Il m’a été difficile d’imaginer une journée et surtout une nuit de l’Aïd aussi difficile. Dès la fin du cesser le feu dans l’après-midi, nous avons reçu les nouvelles inquiétantes et révoltantes de l’attaque aérienne d’un parc de jeux pour enfants. Bilan : 10 morts et 30 blessés dont l’état de blessure varie entre moyen et compliqué. L’hôpital Shifa a été visé également, ce qui a provoqué des inquiétudes dans mon entourage aussi bien à Gaza qu’au Maroc. Mes amis m’ont appelé pour savoir où je me trouvais et ma mère s’est mise dans tous ses états.

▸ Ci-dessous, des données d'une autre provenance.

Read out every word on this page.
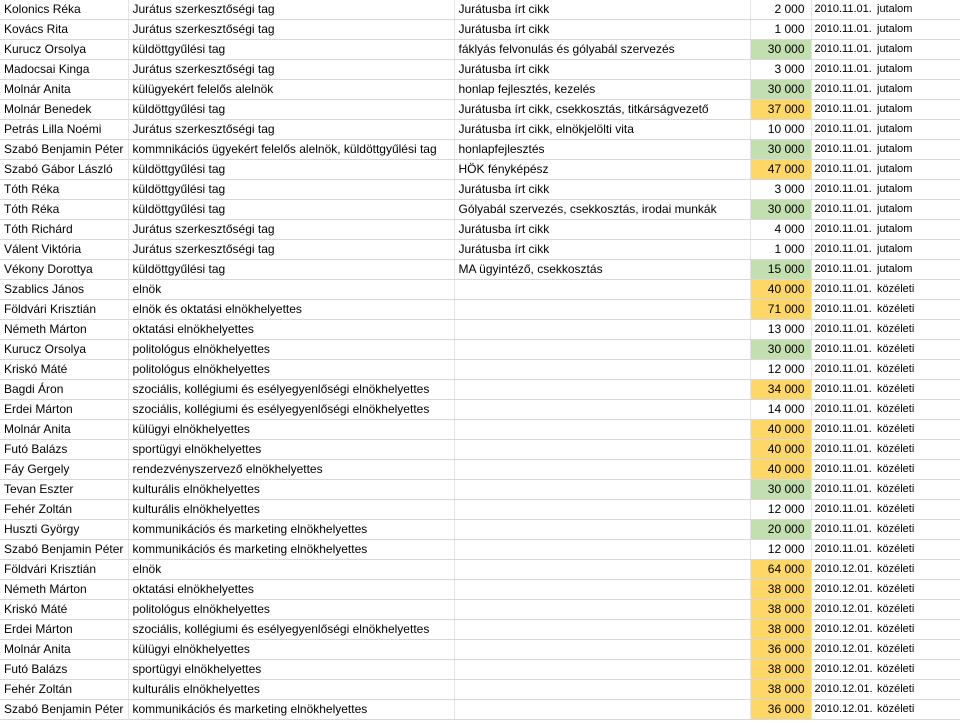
Kolonics Réka	Jurátus szerkesztőségi tag	Jurátusba írt cikk	2 000	2010.11.01.	jutalom
Kovács Rita	Jurátus szerkesztőségi tag	Jurátusba írt cikk	1 000	2010.11.01.	jutalom
Kurucz Orsolya	küldöttgyűlési tag	fáklyás felvonulás és gólyabál szervezés	30 000	2010.11.01.	jutalom
Madocsai Kinga	Jurátus szerkesztőségi tag	Jurátusba írt cikk	3 000	2010.11.01.	jutalom
Molnár Anita	külügyekért felelős alelnök	honlap fejlesztés, kezelés	30 000	2010.11.01.	jutalom
Molnár Benedek	küldöttgyűlési tag	Jurátusba írt cikk, csekkosztás, titkárságvezető	37 000	2010.11.01.	jutalom
Petrás Lilla Noémi	Jurátus szerkesztőségi tag	Jurátusba írt cikk, elnökjelölti vita	10 000	2010.11.01.	jutalom
Szabó Benjamin Péter	kommnikációs ügyekért felelős alelnök, küldöttgyűlési tag	honlapfejlesztés	30 000	2010.11.01.	jutalom
Szabó Gábor László	küldöttgyűlési tag	HÖK fényképész	47 000	2010.11.01.	jutalom
Tóth Réka	küldöttgyűlési tag	Jurátusba írt cikk	3 000	2010.11.01.	jutalom
Tóth Réka	küldöttgyűlési tag	Gólyabál szervezés, csekkosztás, irodai munkák	30 000	2010.11.01.	jutalom
Tóth Richárd	Jurátus szerkesztőségi tag	Jurátusba írt cikk	4 000	2010.11.01.	jutalom
Válent Viktória	Jurátus szerkesztőségi tag	Jurátusba írt cikk	1 000	2010.11.01.	jutalom
Vékony Dorottya	küldöttgyűlési tag	MA ügyintéző, csekkosztás	15 000	2010.11.01.	jutalom
Szablics János	elnök		40 000	2010.11.01.	közéleti
Földvári Krisztián	elnök és oktatási elnökhelyettes		71 000	2010.11.01.	közéleti
Németh Márton	oktatási elnökhelyettes		13 000	2010.11.01.	közéleti
Kurucz Orsolya	politológus elnökhelyettes		30 000	2010.11.01.	közéleti
Kriskó Máté	politológus elnökhelyettes		12 000	2010.11.01.	közéleti
Bagdi Áron	szociális, kollégiumi és esélyegyenlőségi elnökhelyettes		34 000	2010.11.01.	közéleti
Erdei Márton	szociális, kollégiumi és esélyegyenlőségi elnökhelyettes		14 000	2010.11.01.	közéleti
Molnár Anita	külügyi elnökhelyettes		40 000	2010.11.01.	közéleti
Futó Balázs	sportügyi elnökhelyettes		40 000	2010.11.01.	közéleti
Fáy Gergely	rendezvényszervező elnökhelyettes		40 000	2010.11.01.	közéleti
Tevan Eszter	kulturális elnökhelyettes		30 000	2010.11.01.	közéleti
Fehér Zoltán	kulturális elnökhelyettes		12 000	2010.11.01.	közéleti
Huszti György	kommunikációs és marketing elnökhelyettes		20 000	2010.11.01.	közéleti
Szabó Benjamin Péter	kommunikációs és marketing elnökhelyettes		12 000	2010.11.01.	közéleti
Földvári Krisztián	elnök		64 000	2010.12.01.	közéleti
Németh Márton	oktatási elnökhelyettes		38 000	2010.12.01.	közéleti
Kriskó Máté	politológus elnökhelyettes		38 000	2010.12.01.	közéleti
Erdei Márton	szociális, kollégiumi és esélyegyenlőségi elnökhelyettes		38 000	2010.12.01.	közéleti
Molnár Anita	külügyi elnökhelyettes		36 000	2010.12.01.	közéleti
Futó Balázs	sportügyi elnökhelyettes		38 000	2010.12.01.	közéleti
Fehér Zoltán	kulturális elnökhelyettes		38 000	2010.12.01.	közéleti
Szabó Benjamin Péter	kommunikációs és marketing elnökhelyettes		36 000	2010.12.01.	közéleti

Je suis à Khan Younes et j’ai dû appeler et rassurer ma mère lui rappelant que le destin ne pourrait pas nous rater la où on se trouve que ce soit sur son lit ou dans sa voiture. Certes, il pleut des bombes à Gaza, mais je ne me sens pas différent de tous ces palestiniens hommes, femmes et enfants qui vivent au quotidien cette attaque sioniste.

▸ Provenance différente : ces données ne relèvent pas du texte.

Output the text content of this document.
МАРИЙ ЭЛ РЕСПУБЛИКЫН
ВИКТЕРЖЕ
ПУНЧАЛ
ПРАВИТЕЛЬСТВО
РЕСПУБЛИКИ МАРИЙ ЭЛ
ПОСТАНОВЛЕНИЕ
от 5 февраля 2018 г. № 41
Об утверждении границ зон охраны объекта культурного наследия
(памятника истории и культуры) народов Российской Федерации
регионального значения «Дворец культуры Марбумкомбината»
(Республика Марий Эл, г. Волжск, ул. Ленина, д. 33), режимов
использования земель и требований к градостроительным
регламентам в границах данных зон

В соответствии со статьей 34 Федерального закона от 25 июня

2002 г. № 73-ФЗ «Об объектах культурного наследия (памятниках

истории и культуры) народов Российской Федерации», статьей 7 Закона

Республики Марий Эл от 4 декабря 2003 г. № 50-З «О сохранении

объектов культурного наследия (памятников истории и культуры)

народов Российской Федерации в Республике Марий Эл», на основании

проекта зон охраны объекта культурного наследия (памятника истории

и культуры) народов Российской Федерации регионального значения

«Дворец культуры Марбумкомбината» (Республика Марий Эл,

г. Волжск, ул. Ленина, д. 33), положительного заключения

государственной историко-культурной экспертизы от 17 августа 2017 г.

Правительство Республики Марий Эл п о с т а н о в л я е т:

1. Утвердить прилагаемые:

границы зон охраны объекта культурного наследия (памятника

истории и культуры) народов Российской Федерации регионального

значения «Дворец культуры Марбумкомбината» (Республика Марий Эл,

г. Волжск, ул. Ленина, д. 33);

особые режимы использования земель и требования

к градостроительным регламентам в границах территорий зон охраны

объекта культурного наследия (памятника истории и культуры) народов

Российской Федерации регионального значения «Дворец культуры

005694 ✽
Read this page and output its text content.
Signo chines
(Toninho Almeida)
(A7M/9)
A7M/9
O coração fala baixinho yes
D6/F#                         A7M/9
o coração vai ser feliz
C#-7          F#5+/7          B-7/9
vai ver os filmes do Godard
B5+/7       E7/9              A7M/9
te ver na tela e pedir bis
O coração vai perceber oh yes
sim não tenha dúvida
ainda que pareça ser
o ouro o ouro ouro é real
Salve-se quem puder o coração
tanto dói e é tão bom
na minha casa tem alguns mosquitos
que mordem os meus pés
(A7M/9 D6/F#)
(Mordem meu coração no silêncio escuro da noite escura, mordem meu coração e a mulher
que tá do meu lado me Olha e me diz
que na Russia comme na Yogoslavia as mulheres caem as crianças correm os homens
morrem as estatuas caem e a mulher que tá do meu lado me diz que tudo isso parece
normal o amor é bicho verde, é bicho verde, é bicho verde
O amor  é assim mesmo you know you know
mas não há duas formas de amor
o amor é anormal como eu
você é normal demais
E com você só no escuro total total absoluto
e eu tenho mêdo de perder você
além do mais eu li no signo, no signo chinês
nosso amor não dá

Une nouvelle nuit sanglante
A la tombée de la nuit, nous avons reçu l’information que les combattants de la résistance ont tués plusieurs soldats de l’armée sioniste. Les médecins savent qu’il allait y avoir sûrement des représailles, mais pas de l’intensité que nous avons pu vivre aux urgences et au bloc opératoire.

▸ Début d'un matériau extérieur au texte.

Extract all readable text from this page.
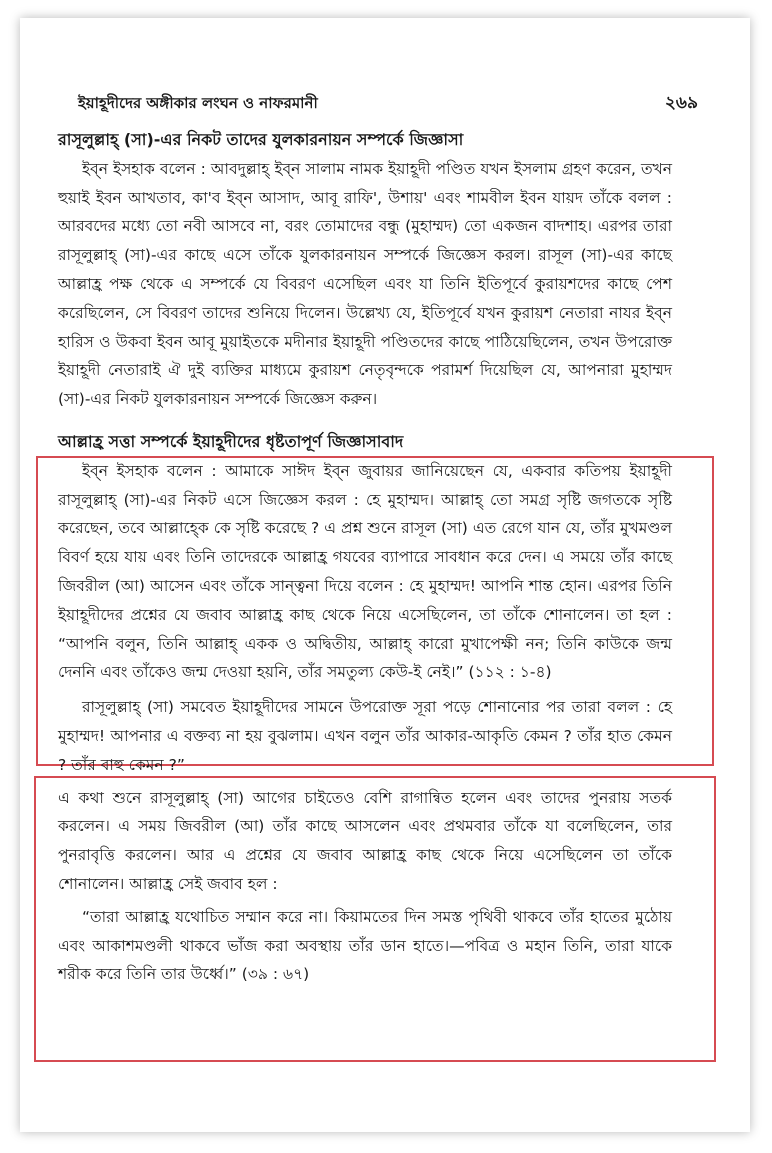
ইয়াহূদীদের অঙ্গীকার লংঘন ও নাফরমানী	২৬৯

রাসূলুল্লাহ্ (সা)-এর নিকট তাদের যুলকারনায়ন সম্পর্কে জিজ্ঞাসা

ইব্ন ইসহাক বলেন : আবদুল্লাহ্ ইব্ন সালাম নামক ইয়াহূদী পণ্ডিত যখন ইসলাম গ্রহণ করেন, তখন হুয়াই ইবন আখতাব, কা'ব ইব্ন আসাদ, আবূ রাফি', উশায়' এবং শামবীল ইবন যায়দ তাঁকে বলল : আরবদের মধ্যে তো নবী আসবে না, বরং তোমাদের বন্ধু (মুহাম্মদ) তো একজন বাদশাহ। এরপর তারা রাসূলুল্লাহ্ (সা)-এর কাছে এসে তাঁকে যুলকারনায়ন সম্পর্কে জিজ্ঞেস করল। রাসূল (সা)-এর কাছে আল্লাহ্র পক্ষ থেকে এ সম্পর্কে যে বিবরণ এসেছিল এবং যা তিনি ইতিপূর্বে কুরায়শদের কাছে পেশ করেছিলেন, সে বিবরণ তাদের শুনিয়ে দিলেন। উল্লেখ্য যে, ইতিপূর্বে যখন কুরায়শ নেতারা নাযর ইব্ন হারিস ও উকবা ইবন আবূ মুয়াইতকে মদীনার ইয়াহূদী পণ্ডিতদের কাছে পাঠিয়েছিলেন, তখন উপরোক্ত ইয়াহূদী নেতারাই ঐ দুই ব্যক্তির মাধ্যমে কুরায়শ নেতৃবৃন্দকে পরামর্শ দিয়েছিল যে, আপনারা মুহাম্মদ (সা)-এর নিকট যুলকারনায়ন সম্পর্কে জিজ্ঞেস করুন।

আল্লাহ্র সত্তা সম্পর্কে ইয়াহূদীদের ধৃষ্টতাপূর্ণ জিজ্ঞাসাবাদ

ইব্ন ইসহাক বলেন : আমাকে সাঈদ ইব্ন জুবায়র জানিয়েছেন যে, একবার কতিপয় ইয়াহূদী রাসূলুল্লাহ্ (সা)-এর নিকট এসে জিজ্ঞেস করল : হে মুহাম্মদ। আল্লাহ্ তো সমগ্র সৃষ্টি জগতকে সৃষ্টি করেছেন, তবে আল্লাহ্কে কে সৃষ্টি করেছে ? এ প্রশ্ন শুনে রাসূল (সা) এত রেগে যান যে, তাঁর মুখমণ্ডল বিবর্ণ হয়ে যায় এবং তিনি তাদেরকে আল্লাহ্র গযবের ব্যাপারে সাবধান করে দেন। এ সময়ে তাঁর কাছে জিবরীল (আ) আসেন এবং তাঁকে সান্ত্বনা দিয়ে বলেন : হে মুহাম্মদ! আপনি শান্ত হোন। এরপর তিনি ইয়াহূদীদের প্রশ্নের যে জবাব আল্লাহ্র কাছ থেকে নিয়ে এসেছিলেন, তা তাঁকে শোনালেন। তা হল : “আপনি বলুন, তিনি আল্লাহ্ একক ও অদ্বিতীয়, আল্লাহ্ কারো মুখাপেক্ষী নন; তিনি কাউকে জন্ম দেননি এবং তাঁকেও জন্ম দেওয়া হয়নি, তাঁর সমতুল্য কেউ-ই নেই।” (১১২ : ১-৪)

রাসূলুল্লাহ্ (সা) সমবেত ইয়াহূদীদের সামনে উপরোক্ত সূরা পড়ে শোনানোর পর তারা বলল : হে মুহাম্মদ! আপনার এ বক্তব্য না হয় বুঝলাম। এখন বলুন তাঁর আকার-আকৃতি কেমন ? তাঁর হাত কেমন ? তাঁর বাহু কেমন ?”

এ কথা শুনে রাসূলুল্লাহ্ (সা) আগের চাইতেও বেশি রাগান্বিত হলেন এবং তাদের পুনরায় সতর্ক করলেন। এ সময় জিবরীল (আ) তাঁর কাছে আসলেন এবং প্রথমবার তাঁকে যা বলেছিলেন, তার পুনরাবৃত্তি করলেন। আর এ প্রশ্নের যে জবাব আল্লাহ্র কাছ থেকে নিয়ে এসেছিলেন তা তাঁকে শোনালেন। আল্লাহ্র সেই জবাব হল :

“তারা আল্লাহ্র যথোচিত সম্মান করে না। কিয়ামতের দিন সমস্ত পৃথিবী থাকবে তাঁর হাতের মুঠোয় এবং আকাশমণ্ডলী থাকবে ভাঁজ করা অবস্থায় তাঁর ডান হাতে।—পবিত্র ও মহান তিনি, তারা যাকে শরীক করে তিনি তার উর্ধ্বে।” (৩৯ : ৬৭)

Les sirènes des ambulances ont retenti toute la nuit. J’ai dû participer aux opérations de deux patients. Des jeunes hommes qui se trouvaient devant une épicerie qu’une bombe provenant d’un drone a pulvérisé faisant trois morts sur le coup et plusieurs blessés. Conséquence: jambe amputée, des vaisseaux rompues, des hémorragies externes et internes, et ce sans parler des multiples fractures.
L’intervention de plusieurs médecins est souvent nécessaire pour sauver un patient sans parler de perfusions, de transfusions et de médications. Tant d’efforts pour sauver un jeune homme qui achetait du pain. Quelle tragédie!!!!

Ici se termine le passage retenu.